Und die Kirchen: „Kann es sein, … daß die Kirchen mit der Gesellschaft alt geworden sind und jetzt von der Angst vor ihrem Ende gebannt sind?“ (Maren Lehmann) Jenseits des Klagens darüber dient kirchliches Handeln über weite Strecken dem Erhalt des alten, volkskirchlichen Status quo oder lebt von der Vorstellung, diesen wieder herstellen zu können. Was aber ist die Alternative? Koppeln an eine Gesellschaft, die im Vergehen begriffen ist? Das kann es nicht sein.
Relevant wird Kirche für eine sterbende Gesellschaft, wenn sie ihr nicht zeitverzögert folgt, sondern wenn sie ihr voraus ist, wenn sie ihr zeigen kann, wie Sterben geht. Und das geht nur so: Kirche muss (in ihrer jetzigen Form) selbst sterben, um Antworten zu finden für eine Gesellschaft, die genau dies vor sich hat und sich erkennbar schwer damit tut.
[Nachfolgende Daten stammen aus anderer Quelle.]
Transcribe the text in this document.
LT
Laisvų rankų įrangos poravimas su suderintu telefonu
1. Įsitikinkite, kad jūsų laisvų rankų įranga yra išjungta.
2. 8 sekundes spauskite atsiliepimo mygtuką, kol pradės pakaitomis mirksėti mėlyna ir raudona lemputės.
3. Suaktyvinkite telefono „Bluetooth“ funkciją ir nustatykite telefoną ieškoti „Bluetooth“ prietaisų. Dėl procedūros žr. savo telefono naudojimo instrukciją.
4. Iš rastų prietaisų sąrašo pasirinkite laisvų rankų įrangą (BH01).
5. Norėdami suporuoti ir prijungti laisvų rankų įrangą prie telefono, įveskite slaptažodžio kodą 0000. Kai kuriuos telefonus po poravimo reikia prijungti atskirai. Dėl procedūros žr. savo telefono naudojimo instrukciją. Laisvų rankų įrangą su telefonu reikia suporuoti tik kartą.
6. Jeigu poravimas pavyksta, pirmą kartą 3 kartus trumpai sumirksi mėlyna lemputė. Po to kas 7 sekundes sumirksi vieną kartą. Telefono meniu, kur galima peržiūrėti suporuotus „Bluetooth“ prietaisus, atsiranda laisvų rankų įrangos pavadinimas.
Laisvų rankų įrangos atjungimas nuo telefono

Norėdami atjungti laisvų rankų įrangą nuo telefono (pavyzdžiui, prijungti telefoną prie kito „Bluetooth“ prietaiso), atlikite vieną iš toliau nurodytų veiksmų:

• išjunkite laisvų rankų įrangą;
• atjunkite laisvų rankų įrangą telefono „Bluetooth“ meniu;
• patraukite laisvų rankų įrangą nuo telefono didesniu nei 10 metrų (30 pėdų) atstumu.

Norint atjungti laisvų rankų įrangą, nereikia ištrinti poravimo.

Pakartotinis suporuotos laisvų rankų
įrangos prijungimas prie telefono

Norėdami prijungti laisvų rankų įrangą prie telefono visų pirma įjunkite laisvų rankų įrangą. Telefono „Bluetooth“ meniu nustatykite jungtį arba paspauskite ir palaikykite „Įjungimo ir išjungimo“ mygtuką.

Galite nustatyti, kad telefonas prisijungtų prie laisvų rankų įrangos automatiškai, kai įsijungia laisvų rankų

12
Das Beste daran: Kirche kommt auf dem Weg des Verlustes von Macht und Einfluss, Geld und Vermögen, Glanz und Glorie zu sich selbst, zu ihrem Kernauftrag zurück, die Botschaft der Liebe Gottes in Jesus Christus in Welt und Geschichte zu bezeugen. Eine ‚schwache‘ Kirche (Gianni Vattimo), eine ‚verbeulte‘ Kirche (Papst Franziskus), eine ‚ekklesía ohne Privilegien‘ (Ulrich Engel) verkörpert die Frohe Botschaft glaubwürdiger als eine mächtige, reiche und glorreiche Kirche, (vgl. Dessoy, An ihren Früchten werdet ihr sie erkennen, in: futur2 2/2015).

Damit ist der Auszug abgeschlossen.